The results of this study suggest that spatial variation in soil composition and lateral soil formation should be considered when predicting catchment parameters. Also, each HPU has unique chemical and morphological characteristics and water table regimes. Seeps are different from the rest of the catchment and can act as hot spots for reactive elements. This information will be useful in predicting spatial patterns in biogeochemical functions such as carbon sequestration, denitrification and nutrient availability, or in predicting variations in headwater stream chemistry.

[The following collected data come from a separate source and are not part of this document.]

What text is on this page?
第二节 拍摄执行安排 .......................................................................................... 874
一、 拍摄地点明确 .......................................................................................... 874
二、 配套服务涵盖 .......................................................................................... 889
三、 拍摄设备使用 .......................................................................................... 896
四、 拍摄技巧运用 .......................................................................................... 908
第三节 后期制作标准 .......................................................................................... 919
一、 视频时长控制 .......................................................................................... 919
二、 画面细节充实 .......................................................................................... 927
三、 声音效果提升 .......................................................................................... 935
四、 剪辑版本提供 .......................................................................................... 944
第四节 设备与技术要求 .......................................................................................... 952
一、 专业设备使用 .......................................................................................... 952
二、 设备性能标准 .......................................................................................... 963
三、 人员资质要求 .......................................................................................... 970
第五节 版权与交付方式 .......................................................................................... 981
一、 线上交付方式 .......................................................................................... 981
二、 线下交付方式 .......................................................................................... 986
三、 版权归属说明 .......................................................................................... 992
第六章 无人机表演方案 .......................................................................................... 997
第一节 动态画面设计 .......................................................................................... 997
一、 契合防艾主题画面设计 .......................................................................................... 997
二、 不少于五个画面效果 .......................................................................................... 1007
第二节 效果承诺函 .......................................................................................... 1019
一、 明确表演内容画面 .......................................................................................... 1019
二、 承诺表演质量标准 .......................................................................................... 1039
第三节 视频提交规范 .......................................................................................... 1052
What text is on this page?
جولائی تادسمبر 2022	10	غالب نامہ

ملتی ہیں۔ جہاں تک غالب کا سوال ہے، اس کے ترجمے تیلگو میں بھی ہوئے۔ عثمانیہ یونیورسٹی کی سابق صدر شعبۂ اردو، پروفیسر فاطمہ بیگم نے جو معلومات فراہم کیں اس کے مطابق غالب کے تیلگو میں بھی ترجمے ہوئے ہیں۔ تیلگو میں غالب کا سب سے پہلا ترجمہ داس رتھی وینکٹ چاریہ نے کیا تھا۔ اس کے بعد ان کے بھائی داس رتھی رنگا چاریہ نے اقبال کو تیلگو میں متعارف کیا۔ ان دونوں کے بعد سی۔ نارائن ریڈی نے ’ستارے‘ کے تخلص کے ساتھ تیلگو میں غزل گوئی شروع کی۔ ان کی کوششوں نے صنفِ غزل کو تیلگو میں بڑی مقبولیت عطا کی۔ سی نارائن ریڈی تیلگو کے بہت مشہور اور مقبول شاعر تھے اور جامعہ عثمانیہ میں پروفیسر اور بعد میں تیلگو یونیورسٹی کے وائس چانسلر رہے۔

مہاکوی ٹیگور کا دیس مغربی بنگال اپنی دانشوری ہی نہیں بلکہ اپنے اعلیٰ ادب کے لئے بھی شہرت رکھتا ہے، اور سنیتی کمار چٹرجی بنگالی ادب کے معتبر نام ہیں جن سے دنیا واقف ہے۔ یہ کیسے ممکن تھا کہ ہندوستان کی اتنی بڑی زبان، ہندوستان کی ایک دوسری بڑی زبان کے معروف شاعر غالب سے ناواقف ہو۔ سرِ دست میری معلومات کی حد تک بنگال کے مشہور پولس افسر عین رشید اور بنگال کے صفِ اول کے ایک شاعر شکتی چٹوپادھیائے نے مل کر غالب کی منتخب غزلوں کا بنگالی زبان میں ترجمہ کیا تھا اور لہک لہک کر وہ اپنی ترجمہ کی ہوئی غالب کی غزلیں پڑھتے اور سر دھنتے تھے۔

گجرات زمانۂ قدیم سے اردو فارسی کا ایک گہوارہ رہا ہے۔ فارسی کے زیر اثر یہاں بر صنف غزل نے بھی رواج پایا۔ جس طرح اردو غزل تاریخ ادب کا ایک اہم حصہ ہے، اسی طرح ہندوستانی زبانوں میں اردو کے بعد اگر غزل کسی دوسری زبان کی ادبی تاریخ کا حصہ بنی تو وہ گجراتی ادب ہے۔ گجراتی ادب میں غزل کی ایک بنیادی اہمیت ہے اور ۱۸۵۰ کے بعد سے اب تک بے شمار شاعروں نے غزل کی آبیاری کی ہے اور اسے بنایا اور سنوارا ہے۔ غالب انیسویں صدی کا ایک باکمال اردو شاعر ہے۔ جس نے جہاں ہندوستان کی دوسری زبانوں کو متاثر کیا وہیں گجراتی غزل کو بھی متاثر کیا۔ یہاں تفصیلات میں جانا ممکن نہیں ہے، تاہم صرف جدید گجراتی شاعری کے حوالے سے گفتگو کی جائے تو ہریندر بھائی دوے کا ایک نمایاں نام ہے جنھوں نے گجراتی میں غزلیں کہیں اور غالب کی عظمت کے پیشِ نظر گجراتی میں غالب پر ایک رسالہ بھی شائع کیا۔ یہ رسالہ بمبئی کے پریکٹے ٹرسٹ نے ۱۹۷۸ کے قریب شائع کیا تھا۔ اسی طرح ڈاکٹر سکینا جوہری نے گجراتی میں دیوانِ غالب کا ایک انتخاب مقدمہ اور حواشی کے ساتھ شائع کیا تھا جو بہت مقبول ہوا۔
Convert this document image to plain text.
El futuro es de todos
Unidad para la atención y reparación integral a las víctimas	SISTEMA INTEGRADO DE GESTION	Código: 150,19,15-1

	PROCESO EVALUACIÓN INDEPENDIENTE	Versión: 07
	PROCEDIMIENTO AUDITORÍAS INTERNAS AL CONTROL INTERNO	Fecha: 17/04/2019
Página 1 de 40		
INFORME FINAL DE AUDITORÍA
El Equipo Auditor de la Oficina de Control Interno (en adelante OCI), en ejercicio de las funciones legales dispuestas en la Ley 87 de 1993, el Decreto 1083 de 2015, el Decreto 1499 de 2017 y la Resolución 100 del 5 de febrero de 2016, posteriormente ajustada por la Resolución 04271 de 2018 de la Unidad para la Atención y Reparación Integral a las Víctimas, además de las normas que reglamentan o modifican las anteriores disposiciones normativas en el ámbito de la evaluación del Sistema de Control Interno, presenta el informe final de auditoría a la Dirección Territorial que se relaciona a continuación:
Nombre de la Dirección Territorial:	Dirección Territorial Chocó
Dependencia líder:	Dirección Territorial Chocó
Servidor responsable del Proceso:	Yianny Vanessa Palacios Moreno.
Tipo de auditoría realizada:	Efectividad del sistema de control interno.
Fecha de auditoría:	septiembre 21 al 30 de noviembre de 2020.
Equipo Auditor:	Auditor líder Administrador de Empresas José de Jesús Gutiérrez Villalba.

In WS3, 99 soil profiles were observed, sampled, and assigned to a hydropedologic unit (HPU). The HPU system is a functional soil classification scheme developed using topographic position and morphology, which indicates distinct water table regimes. Soil samples were extracted and analyzed for Al and Fe associated with spodic materials, as well as the rare earth elements. Total organic carbon, optical density of oxalate extract, and pH were also measured. In order to compare vertically vs. laterally developed spodic horizons, amorphous organometallic complexes were observed in thin section, for which Al, Fe, Mn, and C were quantified using a microscopic technique (SEM-EDS). A manganese (Mn) hot spot was identified in a seep area in WS3. This seep area was sampled using a grid scheme, and the above chemical variables were measured on the soils. Variables were interpolated to show spatial relationships to one another. Mineralogy and reactivity of Mn oxides were studied using synchrotron techniques, chromium oxidation and reduction tests.
Results indicate redistribution of mobile elements via vertical and lateral podzolization. Spodosols developed in the majority of the catchment, where vertical unsaturated percolation dominates. However, lateral ground water flow is an important soil-forming factor that has produced Spodosol variants with different pedogenesis, morphology and chemistry. The Ce-anomaly (Ce/Ce*) in soils proved to be an indicator of lateral flow in hillslopes. In the Mn-rich seep area, ground water appeared to be the source of excess Mn, which was mainly found as vernadite ([sigma]-MnO₂), a nanocrystalline, highly reactive Mn(IV) oxide mineral. Three locations in the seep area were identified with different hydrologic regimes that resulted in different Mn abundance and reactivity.
The results of this study suggest that spatial variation in soil composition and lateral soil formation should be considered when predicting catchment parameters. Also, each HPU has unique chemical and morphological characteristics and water table regimes. Seeps are different from the rest of the catchment and can act as hot spots for reactive elements. This information will be useful in predicting spatial patterns in biogeochemical functions such as carbon sequestration, denitrification and nutrient availability, or in predicting variations in headwater stream chemistry.